L’histoire

Marc avait souhaité s’agrandir en prenant à bail de nouvelles parcelles appartenant à Martin. Pour se conformer à la législation sur le contrôle des structures agricoles, il avait sollicité et obtenu du préfet de la Somme une autorisation d’exploiter portant sur ces parcelles représentant 61 ha. Toutefois, celles-ci étaient, depuis longtemps, convoitées par Dominique, qui souhaitait les joindre à son exploitation.

Le contentieux

C’est dans ce contexte quelque peu passionné que Dominique avait saisi le tribunal administratif d’Amiens en annulation de l’autorisation d’exploiter accordée à Marc. Sa requête était fondée sur l’article R. 331-4 du code rural. Selon ce texte, si la demande porte sur des biens n’appartenant pas au demandeur, celui-ci doit justifier avoir informé par écrit de sa candidature le propriétaire. Or, il résultait des pièces du dossier d’instruction de la demande d’autorisation d’exploiter, soumis à la commission départementale d’orientation de l’agriculture (CDOA), que Marc n’avait pas informé Martin de sa demande. Aussi, l’autorisation était-elle entachée d’irrégularité justifiant son annulation.

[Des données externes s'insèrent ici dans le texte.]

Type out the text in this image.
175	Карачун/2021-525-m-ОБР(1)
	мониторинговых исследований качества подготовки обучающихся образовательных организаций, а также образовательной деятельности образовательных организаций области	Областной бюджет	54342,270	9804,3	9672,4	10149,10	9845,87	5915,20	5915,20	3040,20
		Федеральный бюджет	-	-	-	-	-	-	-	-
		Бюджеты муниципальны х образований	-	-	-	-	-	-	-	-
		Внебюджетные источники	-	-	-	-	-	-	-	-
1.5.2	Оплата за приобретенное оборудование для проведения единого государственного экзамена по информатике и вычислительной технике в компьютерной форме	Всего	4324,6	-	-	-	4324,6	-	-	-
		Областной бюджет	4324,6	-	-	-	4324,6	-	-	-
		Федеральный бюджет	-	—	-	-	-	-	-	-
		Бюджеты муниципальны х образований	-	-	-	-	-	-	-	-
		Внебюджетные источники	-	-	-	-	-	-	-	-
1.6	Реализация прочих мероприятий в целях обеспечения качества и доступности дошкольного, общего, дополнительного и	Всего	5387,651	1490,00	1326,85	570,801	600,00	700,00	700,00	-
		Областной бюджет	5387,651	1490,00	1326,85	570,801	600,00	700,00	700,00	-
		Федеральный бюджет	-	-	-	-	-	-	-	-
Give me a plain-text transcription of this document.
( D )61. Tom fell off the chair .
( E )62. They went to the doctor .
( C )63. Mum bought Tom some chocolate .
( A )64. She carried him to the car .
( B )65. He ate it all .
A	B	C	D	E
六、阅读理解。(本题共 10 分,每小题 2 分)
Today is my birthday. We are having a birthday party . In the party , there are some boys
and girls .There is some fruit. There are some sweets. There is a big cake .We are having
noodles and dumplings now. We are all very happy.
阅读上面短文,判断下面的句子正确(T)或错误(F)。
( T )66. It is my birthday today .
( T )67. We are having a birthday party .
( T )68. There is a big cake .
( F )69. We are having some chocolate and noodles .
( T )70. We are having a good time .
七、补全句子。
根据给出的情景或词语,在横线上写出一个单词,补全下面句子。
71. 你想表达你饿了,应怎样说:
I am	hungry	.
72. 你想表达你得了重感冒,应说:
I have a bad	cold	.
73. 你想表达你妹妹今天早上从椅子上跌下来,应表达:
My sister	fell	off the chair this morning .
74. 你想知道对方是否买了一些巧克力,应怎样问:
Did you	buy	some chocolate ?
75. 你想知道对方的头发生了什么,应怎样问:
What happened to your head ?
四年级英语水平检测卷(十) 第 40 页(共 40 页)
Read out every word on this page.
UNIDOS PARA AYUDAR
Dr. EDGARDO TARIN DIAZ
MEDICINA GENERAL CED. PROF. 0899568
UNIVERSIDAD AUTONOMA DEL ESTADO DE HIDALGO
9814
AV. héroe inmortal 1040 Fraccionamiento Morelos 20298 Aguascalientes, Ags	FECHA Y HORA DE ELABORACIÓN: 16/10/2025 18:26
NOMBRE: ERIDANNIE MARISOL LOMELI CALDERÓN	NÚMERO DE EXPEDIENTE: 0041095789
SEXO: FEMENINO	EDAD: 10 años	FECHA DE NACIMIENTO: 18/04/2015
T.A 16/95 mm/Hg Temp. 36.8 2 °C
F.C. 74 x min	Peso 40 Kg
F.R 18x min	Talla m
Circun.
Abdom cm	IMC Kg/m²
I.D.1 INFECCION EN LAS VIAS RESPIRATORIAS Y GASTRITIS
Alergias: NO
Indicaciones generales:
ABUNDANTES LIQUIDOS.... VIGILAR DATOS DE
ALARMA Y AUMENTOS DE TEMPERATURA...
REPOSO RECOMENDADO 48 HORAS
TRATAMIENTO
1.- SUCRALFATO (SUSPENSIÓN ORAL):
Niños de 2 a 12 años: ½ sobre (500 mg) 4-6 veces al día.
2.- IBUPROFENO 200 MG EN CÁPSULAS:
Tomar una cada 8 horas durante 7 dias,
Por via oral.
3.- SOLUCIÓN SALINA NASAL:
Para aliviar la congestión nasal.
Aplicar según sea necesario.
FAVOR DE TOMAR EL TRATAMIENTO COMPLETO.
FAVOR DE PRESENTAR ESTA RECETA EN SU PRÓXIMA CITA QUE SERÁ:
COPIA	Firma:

Marc ne pouvait accepter cette solution. Il soulevait que Martin avait été avisé par l’Administration de la demande et avait été invité par une lettre du 15 janvier 2016 à présenter ses observations écrites devant la CDOA. Le tribunal administratif n’avait pas été convaincu par l’argumentation de Marc et avait annulé l’arrêté du préfet, ce que la cour administrative d’appel avait confirmé.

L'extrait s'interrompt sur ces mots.